We are getting a little off-topic here, but this site seems to have a theme where scientists somehow got science all wrong on issues like reductionism, realism, free will, causality, positivism, unity, infinity, axiomatic math, paradigms, emergence, and empiricism. Maybe it should be renamed Anti-Scientia Salon. Okay, I sometimes think that the conventional wisdom is wrong also.
Vojinovic responded to some comments, but did not address any of my criticisms.
His argument is to say that popular scientist ideas about what science can do are all wrong, because he has some misunderstandings of some elementary paradoxes that are properly explained on the Wikipedia pages for
Second law of thermodynamics and
Goedels incompleteness theorem.
Of course there are plenty of crackpots saying stupid things about entropy and Goedel. Those two subjects are very well understood, and yet they seem to invite people to misunderstand them and say crazy things.
Moderator SciSal (aka Massimo Pigliucci)
responds:
Your own example of climate change denialism is a good one: that definitely is anti-science, for the reasons you mentioned. But Marko has been engaging in a philosophical discussion based on the available science, and he has taken positions that are compatible with the established science. Nothing to do with “anti-science.” Second, Kuhn was a physicist and historian of science. He described what he saw as a historical pattern. Since scientists don’t do history of science, it is pretty much irrelevant whether what Kuhn said did or did not go along with the opinions of most scientists: even if it didn’t, it wouldn’t be anti-science.
I am going to post another essay, just on his attitude about how philosophers know what science is about better than scientists.
But no, all of that is wrong. Marko has not engaged in a philosophical discussion, because he refuses to address my points. He has taken positions on entropy and Goedel that are contrary to textbook knowledge. Kuhn never found a historical pattern to back up his paradigm shift theory. Kuhn certain was anti-science when he argued that science works by jumping on fads, without rational or measurable evidence.
What all this philosophical arguments have in common is that they are attacks on the idea that math and scientific methods can give us truth about the world.
All this academic philosophy of science is like listening to a Marxist professor. He will babble on and on about how 19th century trends prove the merits of a Marxist revolution. If you try to tell him that history does not back up his theories and his objectives are not desirable anyway, he will say that he is the professional historian and his Marxist colleagues agree with him.

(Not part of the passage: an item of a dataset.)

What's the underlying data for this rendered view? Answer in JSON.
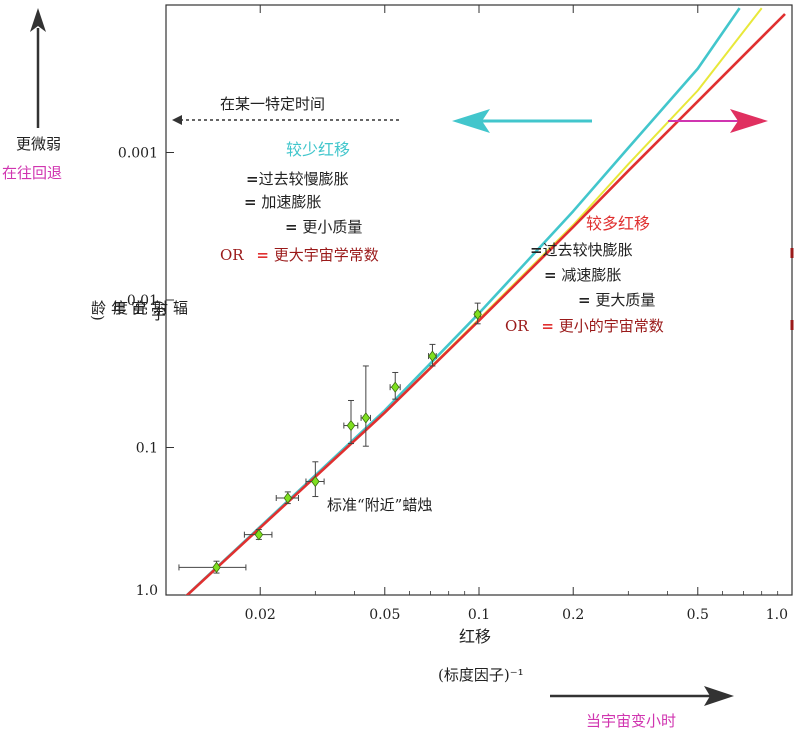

Modern philosophy of science is like Marxism. It ignores history of the last century, it misunderstands history before that, it distorts everything for ideological purposes, and it is dominated by crackpots.
Update: I may post separately on how Goedel's theorem is widely misunderstood, even by academic philosophers who should know better. The theorem is well-explained on Wikipedia and elsewhere, so there is no excuse for it.